Суббота. В буфете Рабочего дома в Кладно оживленно спорят. Собрались сюда кладненские товарищи — шахтеры и металлурги. Пьют свою скудную порцию пайкового трехградусного пива и спорят.

Тема дня — революция в России.

— Товарищи, пусть газеты пишут, что хотят, а я верю в русскую революцию. Верю в победу большевиков и желаю им удачи от всего сердца. Кто выступает против большевиков — тот для меня не социалист.

Так заявляет Гонза Ванек и стучит в подтверждение своих слов по столу.

— Тише, товарищ Ванек, так все-таки нельзя говорить, — рассудительно напоминает Ванеку, покручивая свой длинный ус, товарищ Дубец, механик с электростанции. — Так ты исключил бы из партии нашего депутата Модрачека. Товарищ Модрачек настоящий социалист, и все мы его уважаем. Но с революцией в России и с большевиками Модрачек не согласен.

— Я, Дубец, из партии никого не исключаю. Но все-таки должен снова заявить: кто против большевистской революции — тот не социалист. Что скажете, товарищи? Прав я или не прав? — обращается Ванек к слушателям.
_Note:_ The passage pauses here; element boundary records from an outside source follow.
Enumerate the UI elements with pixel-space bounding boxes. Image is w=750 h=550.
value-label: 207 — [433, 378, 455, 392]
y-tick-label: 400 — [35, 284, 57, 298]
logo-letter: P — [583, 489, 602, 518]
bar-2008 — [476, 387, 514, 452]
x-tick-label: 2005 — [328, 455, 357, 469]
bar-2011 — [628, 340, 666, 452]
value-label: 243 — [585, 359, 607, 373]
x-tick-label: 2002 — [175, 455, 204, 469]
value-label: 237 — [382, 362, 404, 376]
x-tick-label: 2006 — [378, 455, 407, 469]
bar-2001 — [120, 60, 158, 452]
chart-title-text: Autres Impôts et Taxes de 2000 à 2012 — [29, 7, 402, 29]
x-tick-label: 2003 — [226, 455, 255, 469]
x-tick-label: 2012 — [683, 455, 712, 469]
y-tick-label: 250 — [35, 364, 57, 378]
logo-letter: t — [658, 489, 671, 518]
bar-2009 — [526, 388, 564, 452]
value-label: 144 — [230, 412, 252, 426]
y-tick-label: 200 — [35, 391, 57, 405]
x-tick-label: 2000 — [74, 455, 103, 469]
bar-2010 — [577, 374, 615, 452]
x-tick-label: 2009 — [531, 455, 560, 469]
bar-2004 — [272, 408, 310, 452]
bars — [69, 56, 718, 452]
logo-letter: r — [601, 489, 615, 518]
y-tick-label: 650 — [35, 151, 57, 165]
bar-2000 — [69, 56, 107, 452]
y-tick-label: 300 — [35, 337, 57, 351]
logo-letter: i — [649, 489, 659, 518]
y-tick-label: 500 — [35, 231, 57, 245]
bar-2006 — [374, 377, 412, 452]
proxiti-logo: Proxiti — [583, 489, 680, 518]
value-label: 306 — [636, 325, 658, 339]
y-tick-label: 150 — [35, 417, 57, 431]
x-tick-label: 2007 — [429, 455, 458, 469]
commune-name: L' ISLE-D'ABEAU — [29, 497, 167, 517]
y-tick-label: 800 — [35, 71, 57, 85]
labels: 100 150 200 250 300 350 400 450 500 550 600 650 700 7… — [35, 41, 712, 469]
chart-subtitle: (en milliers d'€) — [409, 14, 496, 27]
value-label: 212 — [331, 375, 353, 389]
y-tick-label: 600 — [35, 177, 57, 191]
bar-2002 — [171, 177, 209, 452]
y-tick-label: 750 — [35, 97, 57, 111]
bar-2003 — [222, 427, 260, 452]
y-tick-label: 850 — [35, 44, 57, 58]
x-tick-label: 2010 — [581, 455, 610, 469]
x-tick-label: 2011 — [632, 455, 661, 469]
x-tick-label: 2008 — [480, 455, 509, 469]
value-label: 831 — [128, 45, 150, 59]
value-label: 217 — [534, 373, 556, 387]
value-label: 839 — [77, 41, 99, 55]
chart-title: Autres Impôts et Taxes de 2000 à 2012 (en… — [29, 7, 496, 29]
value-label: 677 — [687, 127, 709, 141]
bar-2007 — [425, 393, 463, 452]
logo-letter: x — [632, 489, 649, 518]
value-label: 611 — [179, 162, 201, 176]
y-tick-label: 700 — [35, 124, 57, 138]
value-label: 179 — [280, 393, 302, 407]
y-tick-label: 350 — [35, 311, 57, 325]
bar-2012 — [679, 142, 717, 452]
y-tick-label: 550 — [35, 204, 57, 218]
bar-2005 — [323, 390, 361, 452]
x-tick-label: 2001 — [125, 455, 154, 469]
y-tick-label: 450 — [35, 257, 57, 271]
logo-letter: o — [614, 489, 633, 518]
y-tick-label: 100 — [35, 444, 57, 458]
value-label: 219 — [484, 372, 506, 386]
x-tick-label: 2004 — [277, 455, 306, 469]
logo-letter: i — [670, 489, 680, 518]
— Ванек прав, — соглашаются все, шахтеры и металлурги.

— Нет, товарищи. Товарищ Модрачек смотрит на вещи иначе. Разумнее. Он говорит, что большевистская революция в России является делом чрезвычайно опрометчивым. Она ослабляет Россию и Антанту и усиливает Германию. Нам важно, чтобы Германия была как можно скорее разбита. Вот почему мы должны быть против большевиков и их революции, — снова пытается убедить собравшихся Дубец.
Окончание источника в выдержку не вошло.